Em busca da maternidade

Mãe! Mamãe! Mami! Manhê! Alguns dos chamados para aquela que todo mundo tem, mesmo aqueles que nunca a conheceram. Na minha casa há silêncio. Silêncio à espera de ser rompido por um desses chamados. Em mim há desejo. Um desejo enorme de que o espaço desse tal silêncio seja preenchido. Com choros, risadas, com o lúdico grito das brincadeiras da infância.

De onde vem um desejo assim? Não sei. Só sei que existe e toma conta, mesmo parecendo ilógico trazer trabalho não remunerado para uma vida da qual também quero extrair plenitude.

Eu não me lembro de já ter lido uma história assim, sendo contada antes do fim. Parece que enquanto não se consegue alcançar a realização, não há nada a ser dito e escrevo assim mesmo. Pensei que seria bem mais fácil falar sobre isso. Ledo engano. Dói um pouco a cada tecla tocada, mas continuo.

Sigo ouvindo: “Você é mãe? ”  E respondendo: “Não ainda. ”

Negativo.

Negativo.

Negativo.

Positivo!

Duas semanas de pura alegria!

Aborto espontâneo. Dor, muita dor. Luto.

Acontece, não é mesmo? Se considerarmos o total de gestações a partir do momento em que ocorre e fecundação, de 30% a 40% terminam em abortamento espontâneo, certo? Certo, mas e daí? Não há estatísticas para medir o tamanho do buraco que se abriu em mim.

O silêncio não está mais só em casa.

Você é mãe? ”, eu: “Não ainda. ”

Negativo.

Há barrigas por todos os lados, há barrigas em tudo o que eu vejo. Eu cantarolo a frase como se verso fosse ao ritmo daquela música do Titãs.

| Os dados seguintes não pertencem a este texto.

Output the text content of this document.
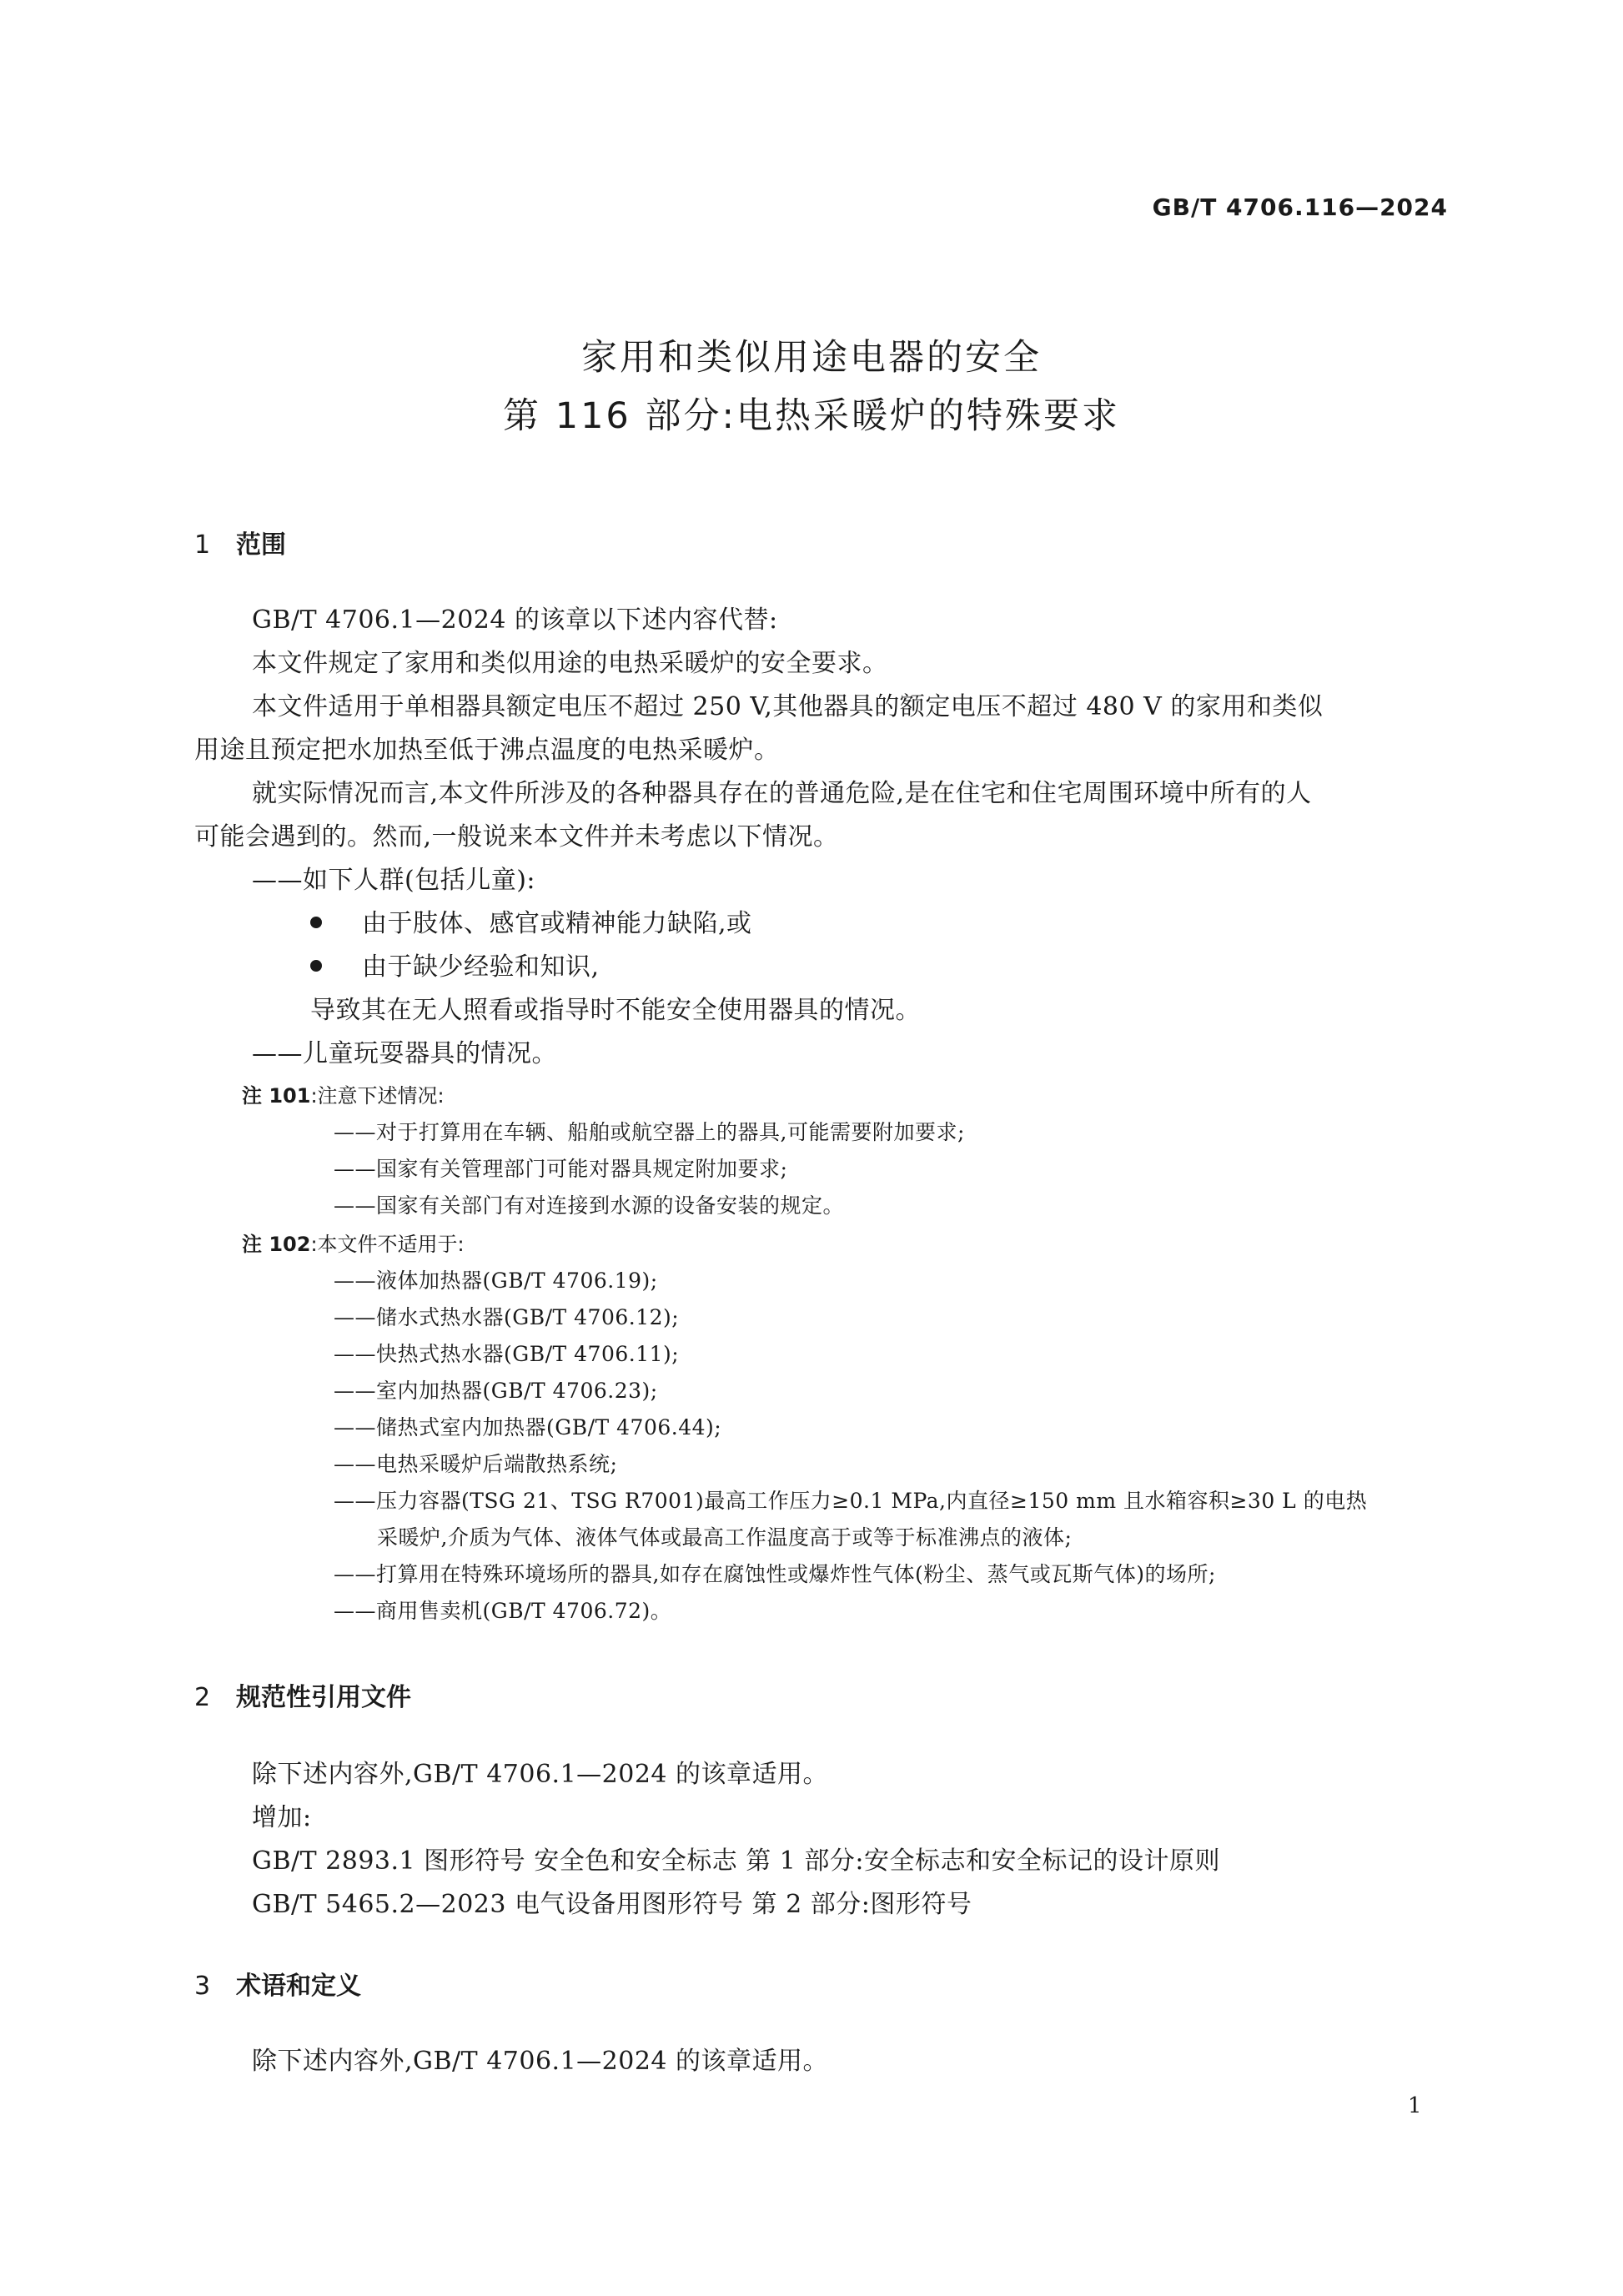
GB/T 4706.116—2024
家用和类似用途电器的安全
第 116 部分:电热采暖炉的特殊要求
1 范围
GB/T 4706.1—2024 的该章以下述内容代替:
本文件规定了家用和类似用途的电热采暖炉的安全要求。
本文件适用于单相器具额定电压不超过 250 V,其他器具的额定电压不超过 480 V 的家用和类似
用途且预定把水加热至低于沸点温度的电热采暖炉。
就实际情况而言,本文件所涉及的各种器具存在的普通危险,是在住宅和住宅周围环境中所有的人
可能会遇到的。然而,一般说来本文件并未考虑以下情况。
——如下人群(包括儿童):
由于肢体、感官或精神能力缺陷,或
由于缺少经验和知识,
导致其在无人照看或指导时不能安全使用器具的情况。
——儿童玩耍器具的情况。
注 101:注意下述情况:
——对于打算用在车辆、船舶或航空器上的器具,可能需要附加要求;
——国家有关管理部门可能对器具规定附加要求;
——国家有关部门有对连接到水源的设备安装的规定。
注 102:本文件不适用于:
——液体加热器(GB/T 4706.19);
——储水式热水器(GB/T 4706.12);
——快热式热水器(GB/T 4706.11);
——室内加热器(GB/T 4706.23);
——储热式室内加热器(GB/T 4706.44);
——电热采暖炉后端散热系统;
——压力容器(TSG 21、TSG R7001)最高工作压力≥0.1 MPa,内直径≥150 mm 且水箱容积≥30 L 的电热
采暖炉,介质为气体、液体气体或最高工作温度高于或等于标准沸点的液体;
——打算用在特殊环境场所的器具,如存在腐蚀性或爆炸性气体(粉尘、蒸气或瓦斯气体)的场所;
——商用售卖机(GB/T 4706.72)。
2 规范性引用文件
除下述内容外,GB/T 4706.1—2024 的该章适用。
增加:
GB/T 2893.1 图形符号 安全色和安全标志 第 1 部分:安全标志和安全标记的设计原则
GB/T 5465.2—2023 电气设备用图形符号 第 2 部分:图形符号
3 术语和定义
除下述内容外,GB/T 4706.1—2024 的该章适用。
1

Sabe aquela? “Há flores por todos os lados, há flores em tudo que eu vejo”.

Negativos.

Até que “positivo” de novo! Medo e alegria, alegria e medo, assim mesmo, como se um não pudesse existir sem o outro.

Três semanas assim, mais uma perda. Luto, parte 2. O que há de errado em mim? As estatísticas mostram: Os abortamentos são mais comuns principalmente acima dos 35 anos da mulher. É também nessa faixa etária que aumenta a possibilidade de malformações e anomalias fetais que levam ao abortamento espontâneo. Nossa! Eu tenho 39. E o buraco aumenta um pouco mais se enchendo com mais daquele silêncio, que antes habitava só a minha casa.

Investiguemos.

Quem procura acha: trombofilia gestacional associada a aloimunidade. Traduzindo: um útero que não alimenta o feto e um corpo que combate uma gravidez como se doença fosse.

Tratamento há.

Continuemos, com medo mesmo…

Negativo. Barrigas em gente que jamais imaginou tal feito em suas vidas. Inveja.

“Mãe? ”  E eu: “Não ainda. ”

Negativos.

Atraso de 15 dias. Será? Ainda não. Há possibilidade de ter acontecido mais uma vez. Outro luto. Mais curto. Menos intenso, menos sofrido. E o buraco? Acho que me calejei.

Coito com hora marcada, partes, 1, 2 e 3. Uma trilogia? Não. Ansiedade.

Inseminação, capítulos 1 e 2 e, continuemos.

“Filhos? ” Eu: “Quem sabe um dia. ”

Entrega.

Janaína Velloza

Comment (7)
Fabiana Dutra
23 de maio de 2018

Jana, achei seu texto sobre a maternidade maravilhoso. Você tem minha admiração pela pessoa maravilhosa que é e pela coragem de compartilhar sua história! Muito sucesso na sua vida. Um beijo enorme, Fabi.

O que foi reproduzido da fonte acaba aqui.